Cross-domain references

This table Column References Notes
accounts.account_party_relationships party_id SD02 party.parties(party_id) Cross-domain UUID FK; enforced at application layer
accounts.postings payment_id SD04 payments.payments(id) Optional; populated when a payment originates the posting
accounts.pending_holds payment_id SD04 payments.payments(id) Optional; links hold to originating payment authorisation
treasury.tp_rates (written by) SD06 MOD-086 write-back Lambda Read by SD05 credit decisioning and SD01 product rate config
contexts.operating_contexts primary_party_id SD02 party.parties(party_id) Cross-domain UUID FK
assets.asset_party_relationships party_id SD02 party.parties(party_id) Cross-domain UUID FK
assets.assets (written by) SD07 MOD-100 external asset connector KiwiSaver and super balance refreshed daily
core.trust_accounts trust_deed_document_id SD08/MOD-073 document store Cross-domain UUID reference; nullable in DDL, required at activation gate
core.trust_party_metadata (reads via) accounts.kyc_status_mirror Activation gate reads KYC status mirror for trustee and BO verification; mirror populated by MOD-007's bank.kyc.identity_verified consumer
core.community_accounts constitution_document_id SD08/MOD-073 document store Cross-domain UUID reference; nullable in DDL, required at activation gate (FR-597)
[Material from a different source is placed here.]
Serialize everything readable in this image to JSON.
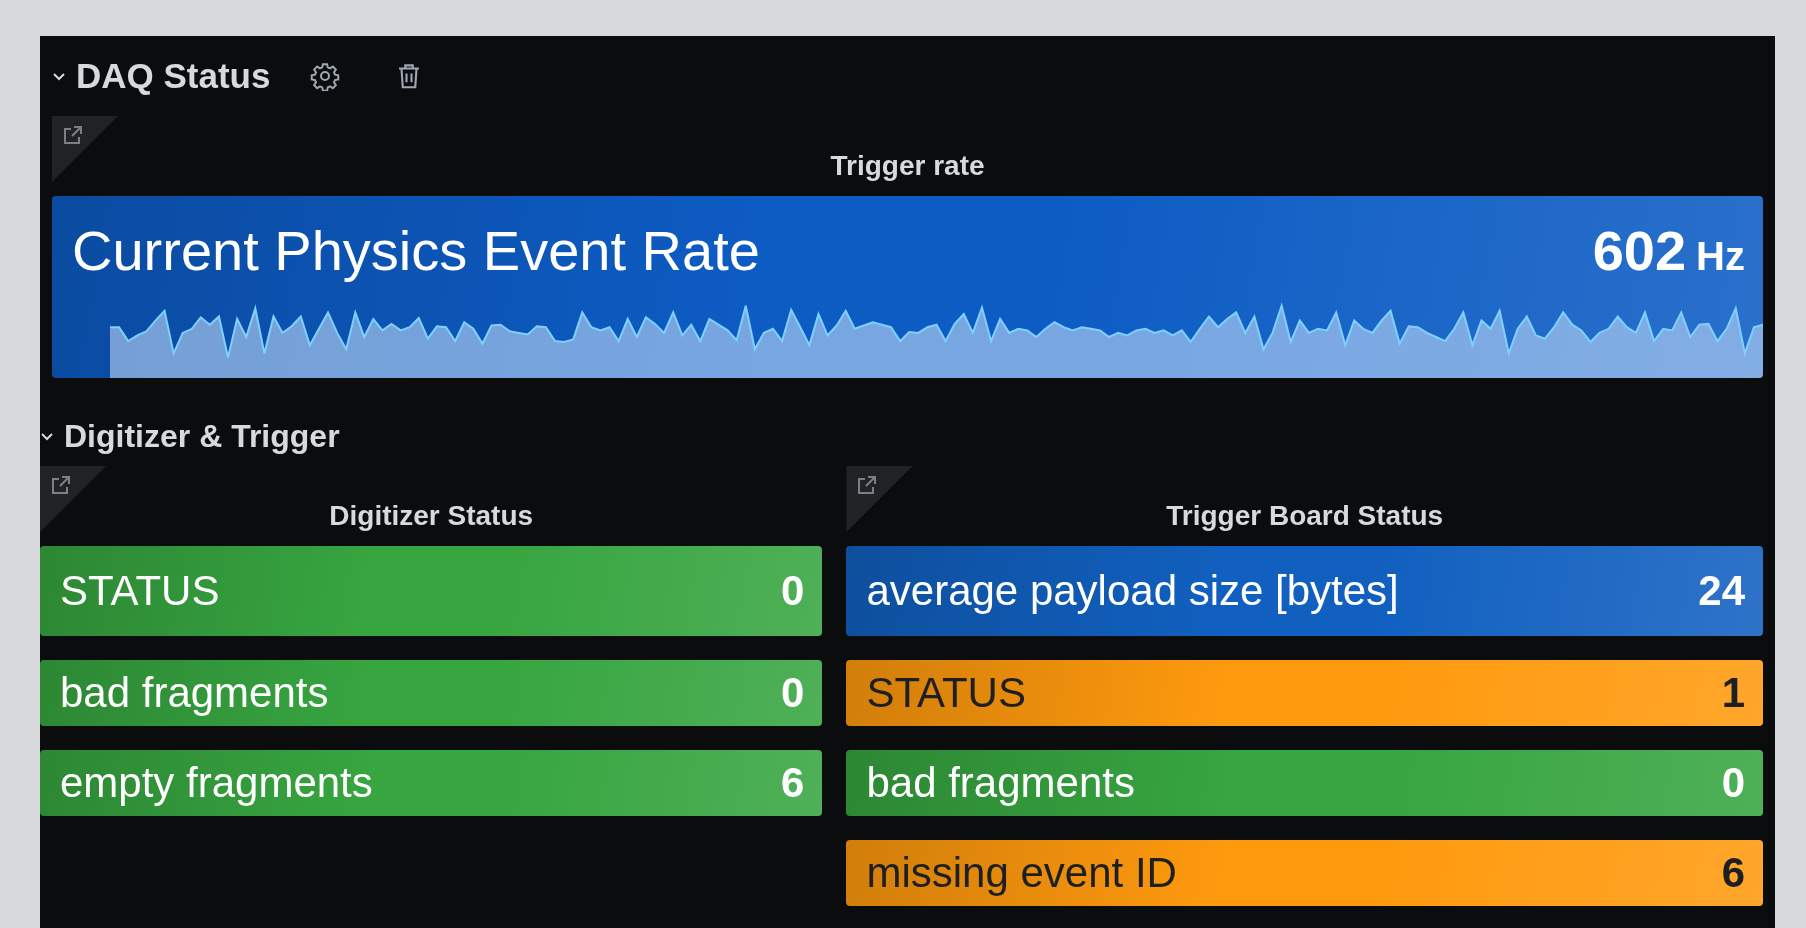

core.community_signatory_metadata (reads via) accounts.kyc_status_mirror Activation gate reads KYC mirror for each signatory; same pattern as MOD-133
core.joint_accounts death_documentation_id SD08/MOD-073 document store Cross-domain UUID reference; validated opaquely in v1, replaced with vault lookup once MOD-073 ships
core.joint_holder_metadata (reads via) accounts.kyc_status_mirror Activation gate reads KYC mirror for each joint holder; same pattern as MOD-133/MOD-134

Account ownership note: Account ownership is expressed via accounts.account_party_relationships.party_id — a cross-domain UUID reference to SD02 party.parties(party_id).
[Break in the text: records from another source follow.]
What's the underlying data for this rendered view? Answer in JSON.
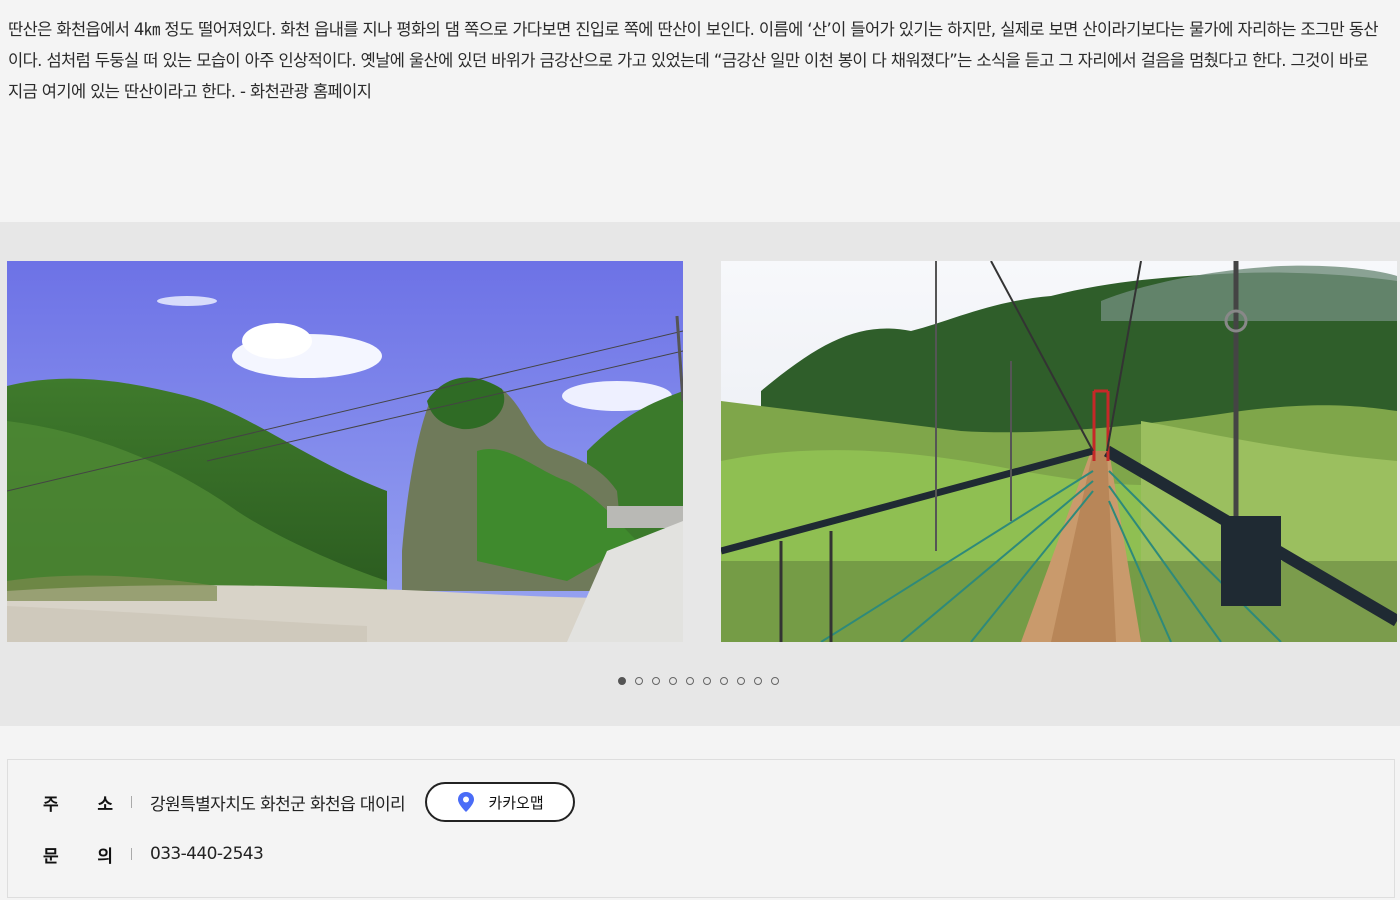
{
  "description": "딴산은 화천읍에서 4㎞ 정도 떨어져있다. 화천 읍내를 지나 평화의 댐 쪽으로 가다보면 진입로 쪽에 딴산이 보인다. 이름에 ‘산’이 들어가 있기는 하지만, 실제로 보면 산이라기보다는 물가에 자리하는 조그만 동산이다. 섬처럼 두둥실 떠 있는 모습이 아주 인상적이다. 옛날에 울산에 있던 바위가 금강산으로 가고 있었는데 “금강산 일만 이천 봉이 다 채워졌다”는 소식을 듣고 그 자리에서 걸음을 멈췄다고 한다. 그것이 바로 지금 여기에 있는 딴산이라고 한다. - 화천관광 홈페이지",
  "gallery": {
    "slides": [
      "rock-mountain-photo",
      "suspension-bridge-photo"
    ],
    "dot_count": 10,
    "active_dot": 1
  },
  "info": {
    "address_label": "주 소",
    "address_label_chars": [
      "주",
      "소"
    ],
    "address": "강원특별자치도 화천군 화천읍 대이리",
    "map_button": "카카오맵",
    "map_icon": "map-pin-icon",
    "phone_label_chars": [
      "문",
      "의"
    ],
    "phone": "033-440-2543"
  },
  "colors": {
    "pin": "#4a6cf7",
    "gallery_bg": "#e7e7e7",
    "page_bg": "#f4f4f4"
  }
}
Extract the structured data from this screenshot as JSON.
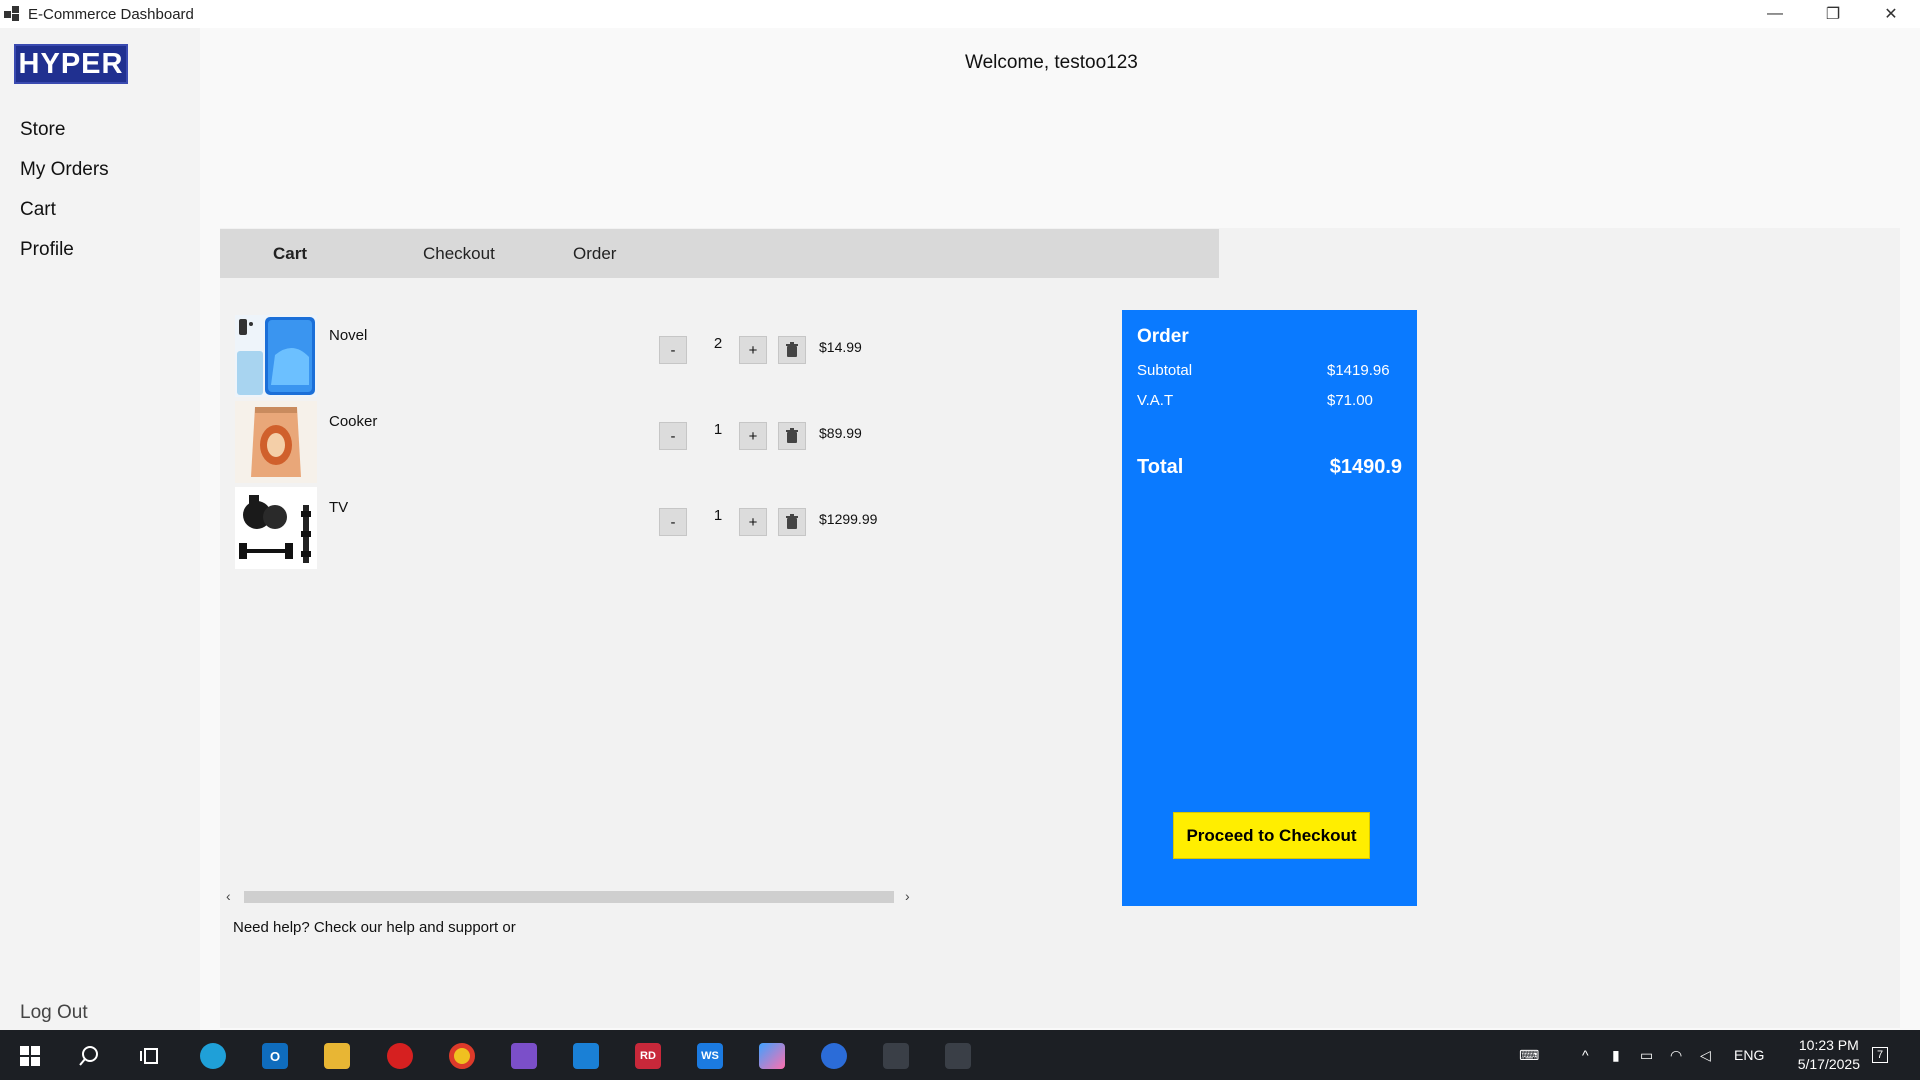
{
  "window": {
    "title": "E-Commerce Dashboard",
    "controls": {
      "minimize": "—",
      "restore": "❐",
      "close": "✕"
    }
  },
  "sidebar": {
    "logo": "HYPER",
    "items": [
      {
        "label": "Store"
      },
      {
        "label": "My Orders"
      },
      {
        "label": "Cart"
      },
      {
        "label": "Profile"
      }
    ],
    "logout": "Log Out"
  },
  "header": {
    "welcome": "Welcome, testoo123"
  },
  "tabs": [
    {
      "label": "Cart",
      "active": true
    },
    {
      "label": "Checkout",
      "active": false
    },
    {
      "label": "Order",
      "active": false
    }
  ],
  "cart": {
    "items": [
      {
        "name": "Novel",
        "quantity": "2",
        "price": "$14.99",
        "minus": "-",
        "plus": "+",
        "thumb_icon": "phone-image-icon"
      },
      {
        "name": "Cooker",
        "quantity": "1",
        "price": "$89.99",
        "minus": "-",
        "plus": "+",
        "thumb_icon": "snack-bag-image-icon"
      },
      {
        "name": "TV",
        "quantity": "1",
        "price": "$1299.99",
        "minus": "-",
        "plus": "+",
        "thumb_icon": "dumbbells-image-icon"
      }
    ],
    "help_text": "Need help? Check our help and support or"
  },
  "order": {
    "title": "Order",
    "subtotal_label": "Subtotal",
    "subtotal_value": "$1419.96",
    "vat_label": "V.A.T",
    "vat_value": "$71.00",
    "total_label": "Total",
    "total_value": "$1490.9",
    "checkout_button": "Proceed to Checkout"
  },
  "taskbar": {
    "language": "ENG",
    "time": "10:23 PM",
    "date": "5/17/2025",
    "notification_count": "7"
  },
  "colors": {
    "accent": "#0a7aff",
    "checkout_button": "#ffee00",
    "logo_bg": "#203090",
    "taskbar": "#1c1f24"
  }
}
Consumers of SD01 data: SD04 reads accounts.accounts for balance and status checks. SD05 reads accounts.accounts and treasury.tp_rates. SD08 reads accounts.postings for transaction history (MOD-070). SD06 reads assets.assets for wealth analytics (MOD-101). Snowflake receives all tables via CDC (MOD-042). SD02 KYC mirror (accounts.kyc_status_mirror) is read by MOD-133 activation gate to verify trustee and beneficial owner eIDV status.